I once believed that pharmaceutical research (part of R&D) was the “bright” side of the pharmaceutical industry and that marketing was the “dark” side (see “God Bless R&D, but Marketers May Go to Hell!“).
Then, as so often happens, some pharmaceutical company does something stupid like rigging clinical trial end points to benefit marketing (see “Pharma R&D Succumbs to the Dark Side“).
Pharmaceutical companies may be rigging clinical trials in another way: by carefully recruiting patients who are most likely to benefit from the treatment. New evidence in support of this “dark” side of R&D is presented in the latest issue of JAMA.
In the article, “Antidepressant Drug Effects and Depression Severity: Patient-Level Meta-analysis”; JAMA. 2010;303(1):47-53 (doi:10.1001/jama.2009.1943), the authors find that antidepressants are no better than placebo for most depressed patients (ie, those with mild, moderate, or “even severe” baseline symptoms; see chart below; click on it for an enlarged view).

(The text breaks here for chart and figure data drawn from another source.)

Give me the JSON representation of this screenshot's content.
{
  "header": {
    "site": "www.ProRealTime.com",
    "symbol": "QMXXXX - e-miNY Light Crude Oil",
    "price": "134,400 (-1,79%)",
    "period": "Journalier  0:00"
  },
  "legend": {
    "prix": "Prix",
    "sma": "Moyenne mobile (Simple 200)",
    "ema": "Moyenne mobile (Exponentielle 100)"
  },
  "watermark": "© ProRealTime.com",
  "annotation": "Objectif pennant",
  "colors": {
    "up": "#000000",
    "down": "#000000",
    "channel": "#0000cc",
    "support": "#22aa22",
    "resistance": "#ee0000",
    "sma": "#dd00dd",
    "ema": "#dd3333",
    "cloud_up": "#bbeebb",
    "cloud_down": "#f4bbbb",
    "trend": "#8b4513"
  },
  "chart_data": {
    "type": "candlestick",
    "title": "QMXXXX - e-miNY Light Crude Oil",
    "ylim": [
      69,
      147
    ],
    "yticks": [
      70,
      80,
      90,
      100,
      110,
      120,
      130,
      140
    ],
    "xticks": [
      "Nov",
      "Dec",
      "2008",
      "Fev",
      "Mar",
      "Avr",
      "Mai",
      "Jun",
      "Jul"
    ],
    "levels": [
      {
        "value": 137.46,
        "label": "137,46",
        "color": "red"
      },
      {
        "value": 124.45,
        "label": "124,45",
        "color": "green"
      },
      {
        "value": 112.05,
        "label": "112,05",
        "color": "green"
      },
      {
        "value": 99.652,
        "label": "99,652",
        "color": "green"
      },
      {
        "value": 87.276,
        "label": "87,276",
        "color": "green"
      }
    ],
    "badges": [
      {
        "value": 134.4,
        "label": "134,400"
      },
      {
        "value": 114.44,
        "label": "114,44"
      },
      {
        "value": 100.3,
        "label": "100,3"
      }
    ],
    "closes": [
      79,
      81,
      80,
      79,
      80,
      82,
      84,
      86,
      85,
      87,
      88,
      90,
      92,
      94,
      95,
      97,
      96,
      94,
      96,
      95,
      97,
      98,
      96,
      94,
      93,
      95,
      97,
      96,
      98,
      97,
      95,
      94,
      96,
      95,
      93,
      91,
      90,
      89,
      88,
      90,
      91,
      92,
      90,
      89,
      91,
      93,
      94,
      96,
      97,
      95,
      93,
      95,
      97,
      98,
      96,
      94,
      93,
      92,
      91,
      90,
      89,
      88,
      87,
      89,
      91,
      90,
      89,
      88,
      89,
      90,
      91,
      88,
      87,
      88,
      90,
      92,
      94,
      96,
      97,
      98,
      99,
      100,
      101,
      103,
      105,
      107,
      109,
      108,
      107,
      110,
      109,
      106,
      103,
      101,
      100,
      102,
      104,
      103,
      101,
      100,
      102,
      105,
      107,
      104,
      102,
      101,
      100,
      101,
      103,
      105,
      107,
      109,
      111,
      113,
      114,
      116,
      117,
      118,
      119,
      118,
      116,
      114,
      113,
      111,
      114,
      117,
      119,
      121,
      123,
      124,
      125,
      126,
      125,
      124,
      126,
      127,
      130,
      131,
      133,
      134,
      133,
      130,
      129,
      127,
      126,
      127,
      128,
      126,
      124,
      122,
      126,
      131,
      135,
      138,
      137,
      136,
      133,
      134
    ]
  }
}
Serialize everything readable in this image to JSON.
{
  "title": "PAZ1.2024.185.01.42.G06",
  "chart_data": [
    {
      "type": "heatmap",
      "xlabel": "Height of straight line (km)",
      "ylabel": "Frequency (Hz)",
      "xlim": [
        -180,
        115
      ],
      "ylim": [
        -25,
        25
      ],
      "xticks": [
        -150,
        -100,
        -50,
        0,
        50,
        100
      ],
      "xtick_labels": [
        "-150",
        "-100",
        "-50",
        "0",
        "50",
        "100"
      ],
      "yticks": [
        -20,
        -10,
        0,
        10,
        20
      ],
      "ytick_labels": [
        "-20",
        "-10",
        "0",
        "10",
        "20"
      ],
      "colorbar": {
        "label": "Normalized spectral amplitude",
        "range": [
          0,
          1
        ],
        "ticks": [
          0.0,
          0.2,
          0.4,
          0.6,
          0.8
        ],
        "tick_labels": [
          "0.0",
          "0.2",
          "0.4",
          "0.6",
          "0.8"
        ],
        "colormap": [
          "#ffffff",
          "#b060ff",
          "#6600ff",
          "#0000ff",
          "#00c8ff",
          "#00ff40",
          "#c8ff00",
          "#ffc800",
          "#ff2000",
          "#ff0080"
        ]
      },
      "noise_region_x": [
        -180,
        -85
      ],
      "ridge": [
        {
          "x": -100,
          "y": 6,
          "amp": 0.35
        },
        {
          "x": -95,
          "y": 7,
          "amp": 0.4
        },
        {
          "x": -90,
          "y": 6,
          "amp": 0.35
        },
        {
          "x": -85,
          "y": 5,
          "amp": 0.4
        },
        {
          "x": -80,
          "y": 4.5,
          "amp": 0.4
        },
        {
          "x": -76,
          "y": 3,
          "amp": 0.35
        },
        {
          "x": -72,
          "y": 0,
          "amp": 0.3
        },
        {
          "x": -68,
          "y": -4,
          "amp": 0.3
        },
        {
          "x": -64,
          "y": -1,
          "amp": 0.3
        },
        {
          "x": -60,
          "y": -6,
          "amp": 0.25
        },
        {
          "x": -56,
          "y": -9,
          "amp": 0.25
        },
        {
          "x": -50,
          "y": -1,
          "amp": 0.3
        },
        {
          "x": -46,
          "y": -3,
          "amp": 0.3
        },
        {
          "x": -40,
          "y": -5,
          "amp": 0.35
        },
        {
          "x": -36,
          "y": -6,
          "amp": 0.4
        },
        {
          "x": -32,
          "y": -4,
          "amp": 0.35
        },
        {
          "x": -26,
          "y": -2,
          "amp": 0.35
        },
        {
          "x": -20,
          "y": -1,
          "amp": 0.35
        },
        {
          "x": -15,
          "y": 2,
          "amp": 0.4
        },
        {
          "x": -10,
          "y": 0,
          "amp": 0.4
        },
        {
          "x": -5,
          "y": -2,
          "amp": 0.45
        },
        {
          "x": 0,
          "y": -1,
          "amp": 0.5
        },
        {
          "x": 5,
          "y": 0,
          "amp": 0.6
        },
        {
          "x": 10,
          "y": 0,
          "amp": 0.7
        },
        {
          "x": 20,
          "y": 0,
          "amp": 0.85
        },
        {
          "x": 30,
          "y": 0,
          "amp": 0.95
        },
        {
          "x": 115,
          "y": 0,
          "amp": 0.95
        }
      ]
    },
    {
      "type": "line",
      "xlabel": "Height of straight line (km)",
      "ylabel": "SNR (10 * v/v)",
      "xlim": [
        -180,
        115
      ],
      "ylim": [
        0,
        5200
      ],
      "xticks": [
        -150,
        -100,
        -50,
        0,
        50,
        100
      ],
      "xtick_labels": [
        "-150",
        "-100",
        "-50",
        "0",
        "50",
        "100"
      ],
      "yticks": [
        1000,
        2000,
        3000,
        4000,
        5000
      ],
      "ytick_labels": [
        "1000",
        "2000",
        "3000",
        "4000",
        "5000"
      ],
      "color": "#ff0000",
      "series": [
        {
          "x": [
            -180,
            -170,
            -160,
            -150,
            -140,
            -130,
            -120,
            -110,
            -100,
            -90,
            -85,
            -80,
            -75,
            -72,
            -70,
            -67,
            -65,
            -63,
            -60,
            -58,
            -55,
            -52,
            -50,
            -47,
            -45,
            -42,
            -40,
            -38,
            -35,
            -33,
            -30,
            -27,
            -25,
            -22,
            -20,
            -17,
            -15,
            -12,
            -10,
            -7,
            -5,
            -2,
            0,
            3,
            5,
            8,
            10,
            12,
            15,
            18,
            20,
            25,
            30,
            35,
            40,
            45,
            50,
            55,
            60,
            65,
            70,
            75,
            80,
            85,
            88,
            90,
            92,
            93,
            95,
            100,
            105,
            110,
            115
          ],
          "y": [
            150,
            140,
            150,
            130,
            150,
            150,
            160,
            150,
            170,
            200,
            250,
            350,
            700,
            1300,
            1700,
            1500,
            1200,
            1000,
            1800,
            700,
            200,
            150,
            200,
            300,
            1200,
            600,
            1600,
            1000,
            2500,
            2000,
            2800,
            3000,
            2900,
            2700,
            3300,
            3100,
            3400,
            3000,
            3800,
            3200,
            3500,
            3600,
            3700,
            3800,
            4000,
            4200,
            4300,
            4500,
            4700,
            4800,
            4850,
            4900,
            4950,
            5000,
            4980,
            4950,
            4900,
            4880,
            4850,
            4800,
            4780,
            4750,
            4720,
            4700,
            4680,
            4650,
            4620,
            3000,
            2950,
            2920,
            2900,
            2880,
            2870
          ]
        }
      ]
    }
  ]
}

“What makes our findings surprising,” say the authors, “is the high level of depression symptom severity that appears to be required for clinically meaningful drug/placebo differences to emerge, particularly given the evidence that the majority of patients receiving ADM [antidepressant medication] in clinical practice present with scores below these levels.”
What about all those clinical trials trials that “prove” effectiveness? It turns out that to be eligible for these trials, patients must have pretty high depression scores (HDRS greater than 18). These are precisely the patients most likely to benefit from treatment. “Such cutoffs,” note the authors, “can be expected to exclude nearly half of all patients who meet diagnostic criteria for MDD [major depressive disorder].”
But it is not likely that marketers of antidepressants point this out to physicians, especially not to general practitioners who often prescribe antidepressants.
As the authors note: “This important feature of the evidence base [lack of effectiveness in all but the most severe cases] is not reflected in the implicit messages present in the marketing of these medications to clinicians and the public. There is little mention of the fact that efficacy data often come from studies that exclude precisely those MDD patients who derive little specific pharmacological benefit from taking medications.”
I’m wondering about other drugs — Viagra, for example. How were those clinical trials designed? See “Pfizer’s Erection Hardness Meter” for more about that!